The strength of the novel lies in its living background of distress and dread, and in the deliberate, gradually accelerating sweep of the narrative. I confess — be she never so handsome — to some incredulity with regard to the scene in which Rosamond, pursuing even to his stateroom the hardened swindler who has ruined everyone, turns him back from flight by pointing out that to flee is to show cowardice. This scene can hardly be absolved of the cinema touch, and is, to my thinking, an unfortunate flaw in the unquestionable creative power of this novel.
Private Worlds, by Phyllis Bottome (Houghton Mifflin, $2.50), by far this author’s largest enterprise, owes its strong interest to the newness of its subject. English fiction and drama have dealt with the emotional complications of the staff in hospitals, but so far as I know a mental hospital is an unworn setting. A reviewer blackly ignorant of abnormal psychology is at a disadvantage in commenting on this novel. I must confess to a sensation of being led, staring, across unfamiliar ground, by an authoritative hand.

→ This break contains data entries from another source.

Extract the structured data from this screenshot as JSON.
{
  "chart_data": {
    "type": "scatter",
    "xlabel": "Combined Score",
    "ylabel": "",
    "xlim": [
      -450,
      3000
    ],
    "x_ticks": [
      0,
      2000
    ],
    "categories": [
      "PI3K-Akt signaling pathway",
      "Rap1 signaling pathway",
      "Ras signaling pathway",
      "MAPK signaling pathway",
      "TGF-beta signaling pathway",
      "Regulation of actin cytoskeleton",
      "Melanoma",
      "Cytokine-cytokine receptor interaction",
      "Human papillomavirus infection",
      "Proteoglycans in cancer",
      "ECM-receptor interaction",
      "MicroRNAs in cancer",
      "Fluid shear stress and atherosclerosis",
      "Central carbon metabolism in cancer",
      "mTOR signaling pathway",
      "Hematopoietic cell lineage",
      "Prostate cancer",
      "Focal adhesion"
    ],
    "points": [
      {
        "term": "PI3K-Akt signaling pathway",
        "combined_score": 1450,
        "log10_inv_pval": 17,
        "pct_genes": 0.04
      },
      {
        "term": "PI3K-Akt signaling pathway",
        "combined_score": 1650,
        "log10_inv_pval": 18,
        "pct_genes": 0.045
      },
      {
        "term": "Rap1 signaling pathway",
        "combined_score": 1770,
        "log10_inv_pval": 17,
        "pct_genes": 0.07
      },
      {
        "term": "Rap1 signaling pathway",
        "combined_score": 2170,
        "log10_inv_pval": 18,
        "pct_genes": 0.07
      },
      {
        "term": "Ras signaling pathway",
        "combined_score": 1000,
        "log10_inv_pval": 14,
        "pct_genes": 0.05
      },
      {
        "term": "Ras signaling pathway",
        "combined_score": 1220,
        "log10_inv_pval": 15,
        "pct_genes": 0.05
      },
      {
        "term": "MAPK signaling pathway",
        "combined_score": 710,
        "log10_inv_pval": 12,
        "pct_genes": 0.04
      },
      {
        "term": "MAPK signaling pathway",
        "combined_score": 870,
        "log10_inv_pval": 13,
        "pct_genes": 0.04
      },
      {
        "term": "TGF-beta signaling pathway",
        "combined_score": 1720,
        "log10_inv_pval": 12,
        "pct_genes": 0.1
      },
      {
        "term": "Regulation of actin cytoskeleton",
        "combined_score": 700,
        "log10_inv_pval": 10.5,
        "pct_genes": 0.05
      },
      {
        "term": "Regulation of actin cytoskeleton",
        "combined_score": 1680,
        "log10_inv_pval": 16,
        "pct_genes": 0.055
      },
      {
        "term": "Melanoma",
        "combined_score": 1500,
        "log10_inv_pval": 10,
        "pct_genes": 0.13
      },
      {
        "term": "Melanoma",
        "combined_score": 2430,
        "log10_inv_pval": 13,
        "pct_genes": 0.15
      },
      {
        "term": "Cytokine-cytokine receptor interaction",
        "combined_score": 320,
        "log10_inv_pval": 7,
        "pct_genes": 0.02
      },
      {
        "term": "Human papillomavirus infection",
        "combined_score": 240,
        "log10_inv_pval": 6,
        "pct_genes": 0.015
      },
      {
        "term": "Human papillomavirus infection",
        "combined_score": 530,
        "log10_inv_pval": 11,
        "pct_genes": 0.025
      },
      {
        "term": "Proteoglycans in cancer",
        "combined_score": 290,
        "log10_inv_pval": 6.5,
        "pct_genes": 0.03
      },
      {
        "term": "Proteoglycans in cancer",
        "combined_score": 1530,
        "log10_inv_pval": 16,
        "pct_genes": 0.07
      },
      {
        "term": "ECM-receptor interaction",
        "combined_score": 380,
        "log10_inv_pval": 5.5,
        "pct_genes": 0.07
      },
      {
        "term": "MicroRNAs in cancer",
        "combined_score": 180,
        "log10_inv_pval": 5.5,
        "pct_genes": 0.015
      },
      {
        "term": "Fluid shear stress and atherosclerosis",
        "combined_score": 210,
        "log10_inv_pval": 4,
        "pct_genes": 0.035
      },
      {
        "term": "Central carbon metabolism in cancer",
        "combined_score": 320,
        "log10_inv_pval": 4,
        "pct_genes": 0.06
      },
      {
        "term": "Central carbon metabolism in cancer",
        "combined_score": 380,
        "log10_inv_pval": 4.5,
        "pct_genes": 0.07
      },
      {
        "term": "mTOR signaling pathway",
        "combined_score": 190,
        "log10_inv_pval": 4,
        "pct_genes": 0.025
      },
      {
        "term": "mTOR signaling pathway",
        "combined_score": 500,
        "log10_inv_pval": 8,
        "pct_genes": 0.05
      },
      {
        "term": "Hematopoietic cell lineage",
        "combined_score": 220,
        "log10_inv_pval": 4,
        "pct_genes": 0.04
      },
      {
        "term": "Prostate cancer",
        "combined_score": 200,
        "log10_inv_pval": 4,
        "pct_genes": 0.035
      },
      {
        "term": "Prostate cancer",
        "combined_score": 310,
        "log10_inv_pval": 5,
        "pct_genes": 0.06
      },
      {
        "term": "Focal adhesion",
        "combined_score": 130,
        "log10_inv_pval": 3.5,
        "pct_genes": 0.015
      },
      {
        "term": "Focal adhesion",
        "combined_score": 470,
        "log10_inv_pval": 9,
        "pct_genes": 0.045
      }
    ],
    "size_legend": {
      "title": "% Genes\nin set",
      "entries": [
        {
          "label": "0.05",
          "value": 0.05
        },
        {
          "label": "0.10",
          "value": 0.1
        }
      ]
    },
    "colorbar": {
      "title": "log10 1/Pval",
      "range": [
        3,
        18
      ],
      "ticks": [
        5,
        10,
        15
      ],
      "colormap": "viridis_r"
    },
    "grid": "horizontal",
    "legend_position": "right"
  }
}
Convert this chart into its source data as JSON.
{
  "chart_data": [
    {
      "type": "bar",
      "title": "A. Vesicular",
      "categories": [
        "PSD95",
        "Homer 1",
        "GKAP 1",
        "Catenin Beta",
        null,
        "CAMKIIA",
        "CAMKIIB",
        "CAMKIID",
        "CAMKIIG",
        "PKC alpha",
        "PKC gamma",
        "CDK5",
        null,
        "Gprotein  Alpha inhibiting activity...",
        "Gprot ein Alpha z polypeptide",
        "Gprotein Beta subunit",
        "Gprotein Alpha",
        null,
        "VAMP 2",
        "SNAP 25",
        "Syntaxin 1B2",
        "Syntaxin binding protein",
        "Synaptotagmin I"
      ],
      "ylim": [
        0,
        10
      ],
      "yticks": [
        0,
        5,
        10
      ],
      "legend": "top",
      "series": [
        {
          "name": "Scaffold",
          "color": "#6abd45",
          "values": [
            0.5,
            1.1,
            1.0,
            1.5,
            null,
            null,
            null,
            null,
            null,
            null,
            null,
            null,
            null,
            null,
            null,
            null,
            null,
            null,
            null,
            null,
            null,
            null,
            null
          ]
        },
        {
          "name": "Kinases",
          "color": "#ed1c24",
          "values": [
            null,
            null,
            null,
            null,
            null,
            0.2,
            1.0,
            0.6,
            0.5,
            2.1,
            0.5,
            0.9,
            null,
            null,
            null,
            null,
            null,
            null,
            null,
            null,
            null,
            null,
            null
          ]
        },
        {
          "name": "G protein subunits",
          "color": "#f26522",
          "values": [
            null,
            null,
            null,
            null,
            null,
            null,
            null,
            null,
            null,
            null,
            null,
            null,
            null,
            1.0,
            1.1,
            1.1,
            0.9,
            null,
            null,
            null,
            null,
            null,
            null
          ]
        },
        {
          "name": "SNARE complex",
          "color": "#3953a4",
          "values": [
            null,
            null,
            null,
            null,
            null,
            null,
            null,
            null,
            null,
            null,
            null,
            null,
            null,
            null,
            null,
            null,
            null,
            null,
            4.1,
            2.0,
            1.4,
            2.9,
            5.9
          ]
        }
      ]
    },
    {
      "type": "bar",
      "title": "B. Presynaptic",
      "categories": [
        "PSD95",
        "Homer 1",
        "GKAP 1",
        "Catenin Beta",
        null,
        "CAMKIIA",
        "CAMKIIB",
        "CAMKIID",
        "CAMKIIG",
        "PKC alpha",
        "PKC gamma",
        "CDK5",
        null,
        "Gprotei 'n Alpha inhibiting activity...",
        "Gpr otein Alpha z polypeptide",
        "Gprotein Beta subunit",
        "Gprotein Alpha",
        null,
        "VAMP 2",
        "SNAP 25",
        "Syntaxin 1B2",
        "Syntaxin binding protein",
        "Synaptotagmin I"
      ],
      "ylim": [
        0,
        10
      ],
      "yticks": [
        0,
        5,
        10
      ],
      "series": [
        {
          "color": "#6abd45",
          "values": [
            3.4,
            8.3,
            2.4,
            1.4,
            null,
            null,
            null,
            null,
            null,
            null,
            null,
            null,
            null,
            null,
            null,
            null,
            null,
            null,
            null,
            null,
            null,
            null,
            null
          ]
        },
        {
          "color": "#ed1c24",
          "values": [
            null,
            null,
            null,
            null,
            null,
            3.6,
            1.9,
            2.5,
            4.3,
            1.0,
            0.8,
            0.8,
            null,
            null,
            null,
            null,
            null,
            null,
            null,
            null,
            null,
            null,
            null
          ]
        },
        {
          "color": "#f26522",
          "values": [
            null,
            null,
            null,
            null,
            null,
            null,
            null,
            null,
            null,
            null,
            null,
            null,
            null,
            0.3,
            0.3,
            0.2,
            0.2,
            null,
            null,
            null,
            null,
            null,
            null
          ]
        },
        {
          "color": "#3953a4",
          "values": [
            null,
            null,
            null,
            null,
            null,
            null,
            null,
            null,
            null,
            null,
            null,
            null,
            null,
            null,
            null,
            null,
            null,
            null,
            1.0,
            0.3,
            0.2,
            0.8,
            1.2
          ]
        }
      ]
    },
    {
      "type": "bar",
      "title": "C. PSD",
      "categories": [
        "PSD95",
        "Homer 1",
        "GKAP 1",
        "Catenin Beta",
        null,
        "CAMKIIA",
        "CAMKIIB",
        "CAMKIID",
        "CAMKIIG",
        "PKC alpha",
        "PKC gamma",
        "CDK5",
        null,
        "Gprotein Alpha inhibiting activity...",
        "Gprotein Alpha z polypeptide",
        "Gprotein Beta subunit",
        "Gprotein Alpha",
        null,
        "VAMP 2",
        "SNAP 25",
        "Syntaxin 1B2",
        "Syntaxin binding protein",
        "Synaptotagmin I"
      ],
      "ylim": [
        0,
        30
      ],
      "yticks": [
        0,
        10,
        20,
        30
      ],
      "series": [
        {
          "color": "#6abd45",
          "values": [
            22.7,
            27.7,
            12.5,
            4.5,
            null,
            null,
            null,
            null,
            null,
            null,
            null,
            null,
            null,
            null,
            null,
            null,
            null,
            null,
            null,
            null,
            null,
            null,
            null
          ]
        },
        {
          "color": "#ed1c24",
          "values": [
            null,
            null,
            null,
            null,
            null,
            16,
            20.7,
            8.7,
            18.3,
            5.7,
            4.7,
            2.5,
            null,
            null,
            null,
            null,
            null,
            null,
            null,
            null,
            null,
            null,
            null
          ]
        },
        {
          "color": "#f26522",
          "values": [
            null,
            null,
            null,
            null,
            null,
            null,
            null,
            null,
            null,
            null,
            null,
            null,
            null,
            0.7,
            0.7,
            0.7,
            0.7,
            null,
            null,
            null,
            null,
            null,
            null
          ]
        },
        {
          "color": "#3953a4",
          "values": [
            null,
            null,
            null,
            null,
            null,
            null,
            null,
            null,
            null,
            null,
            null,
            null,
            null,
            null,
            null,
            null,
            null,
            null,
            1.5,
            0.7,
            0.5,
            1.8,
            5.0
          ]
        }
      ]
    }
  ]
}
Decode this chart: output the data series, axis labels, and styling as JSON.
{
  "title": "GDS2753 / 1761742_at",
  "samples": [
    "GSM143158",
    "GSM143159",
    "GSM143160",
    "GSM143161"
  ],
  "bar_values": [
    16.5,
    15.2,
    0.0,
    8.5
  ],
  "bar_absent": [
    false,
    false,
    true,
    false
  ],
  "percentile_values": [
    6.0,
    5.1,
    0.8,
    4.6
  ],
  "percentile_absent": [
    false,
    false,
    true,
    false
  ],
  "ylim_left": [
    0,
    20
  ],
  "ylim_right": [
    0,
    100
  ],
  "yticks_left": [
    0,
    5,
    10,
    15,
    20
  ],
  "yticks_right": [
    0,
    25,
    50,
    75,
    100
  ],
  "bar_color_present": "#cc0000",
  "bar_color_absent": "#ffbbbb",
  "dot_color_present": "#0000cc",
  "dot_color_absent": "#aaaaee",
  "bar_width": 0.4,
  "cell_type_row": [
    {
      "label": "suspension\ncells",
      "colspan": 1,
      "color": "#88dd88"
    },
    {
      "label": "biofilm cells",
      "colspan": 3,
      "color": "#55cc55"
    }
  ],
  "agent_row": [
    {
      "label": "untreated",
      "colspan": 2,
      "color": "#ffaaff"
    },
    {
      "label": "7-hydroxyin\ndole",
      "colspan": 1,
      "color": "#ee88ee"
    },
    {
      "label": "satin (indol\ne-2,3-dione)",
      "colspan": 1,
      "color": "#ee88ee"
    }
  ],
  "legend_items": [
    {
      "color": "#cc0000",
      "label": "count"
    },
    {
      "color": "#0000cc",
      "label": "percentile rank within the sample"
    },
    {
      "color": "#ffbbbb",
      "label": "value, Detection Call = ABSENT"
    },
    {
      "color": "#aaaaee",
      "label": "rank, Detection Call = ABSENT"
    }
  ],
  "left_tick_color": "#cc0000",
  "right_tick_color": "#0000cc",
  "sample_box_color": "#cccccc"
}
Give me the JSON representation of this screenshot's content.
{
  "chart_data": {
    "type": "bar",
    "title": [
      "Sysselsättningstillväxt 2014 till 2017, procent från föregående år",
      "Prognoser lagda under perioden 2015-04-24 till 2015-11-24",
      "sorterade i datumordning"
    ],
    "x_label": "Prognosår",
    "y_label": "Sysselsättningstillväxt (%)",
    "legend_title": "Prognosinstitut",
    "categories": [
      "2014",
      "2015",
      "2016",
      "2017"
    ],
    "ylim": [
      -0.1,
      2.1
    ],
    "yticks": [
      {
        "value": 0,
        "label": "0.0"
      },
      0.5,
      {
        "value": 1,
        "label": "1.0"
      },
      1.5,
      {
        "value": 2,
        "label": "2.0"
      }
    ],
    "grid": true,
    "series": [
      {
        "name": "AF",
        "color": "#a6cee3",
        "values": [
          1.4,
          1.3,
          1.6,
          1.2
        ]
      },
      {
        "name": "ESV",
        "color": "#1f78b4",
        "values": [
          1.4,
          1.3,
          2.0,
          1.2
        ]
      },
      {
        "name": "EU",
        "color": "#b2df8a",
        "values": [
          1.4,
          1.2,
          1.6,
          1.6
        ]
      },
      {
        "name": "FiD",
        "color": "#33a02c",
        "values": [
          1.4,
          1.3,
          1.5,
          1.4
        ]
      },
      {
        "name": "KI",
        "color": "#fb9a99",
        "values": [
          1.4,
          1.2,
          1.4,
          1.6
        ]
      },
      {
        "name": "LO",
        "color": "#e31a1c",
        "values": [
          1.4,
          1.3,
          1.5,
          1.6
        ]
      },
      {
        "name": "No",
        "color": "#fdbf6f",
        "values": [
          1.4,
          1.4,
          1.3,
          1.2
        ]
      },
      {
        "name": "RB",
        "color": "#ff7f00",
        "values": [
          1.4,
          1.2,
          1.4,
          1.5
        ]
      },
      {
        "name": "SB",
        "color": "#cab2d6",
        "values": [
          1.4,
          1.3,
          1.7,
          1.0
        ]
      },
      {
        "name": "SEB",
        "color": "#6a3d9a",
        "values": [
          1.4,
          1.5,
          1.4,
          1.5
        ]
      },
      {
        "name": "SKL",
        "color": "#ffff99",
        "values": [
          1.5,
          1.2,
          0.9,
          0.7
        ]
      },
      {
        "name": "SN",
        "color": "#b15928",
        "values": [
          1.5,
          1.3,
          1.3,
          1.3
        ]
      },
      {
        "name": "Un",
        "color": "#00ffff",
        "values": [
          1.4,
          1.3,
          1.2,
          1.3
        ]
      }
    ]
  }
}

Of the five principal characters, three are both psychiatrists and surgeons: Dr. Drummond, a patrician and reserved person, newly appointed superintendent of the hospital; Dr. McGregor, impulsive and hotheaded, who passionately desired the appointment for himself; Dr. Jane Everest, for four years co-worker with McGregor, and his understanding and loyal friend, greatly trusted and depended upon. There are also McGregor’s very new, very young and simple wife Sally, and Drummond’s sister, a predatory creature, who has emerged, acquitted and quite undampened, from trial for the murder of her husband. These five figures, inter-involved, move vividly against the background of that strange disordered fabric woven of the patients’ Solitary and secret lives.
The spirit of comedy that waits upon the author when she chooses is pretty consistently excluded from this book, with the result that when now and then it is called in for a moment it seems hardly at home and wears a slightly mechanical smile. It is rather the occasional flashes of beauty, and the clear, if sometimes irritating, childishness of Sally, that lighten this grave novel. For essentially grave it is, for all its spirit and vigor. ’The private worlds’ are not only the miserable solitudes in which the patients grope, but the lives of their helpers and guardians as well, who grope and fumble too. ‘All those poor crocks are just as human as we are,’ says Dr. McGregor. ‘ What we learn on them helps to keep other people sane.’ And the disaster that just escapes being ruinous occurs because two of these eminent wise ones fail to apply their professional wisdom to an obviously dangerous personal situation.
The author, thoroughly versed in her subject as she is, shows no inclination to dogmatize. Having built up effectively a sense of the tragic Isolation of the ‘private worlds,’ she allows her dominating figure, Drummond, to sum up thus for the childish Sally: ‘It’s probably safest for us to be most things to ourselves and by ourselves — it works better!’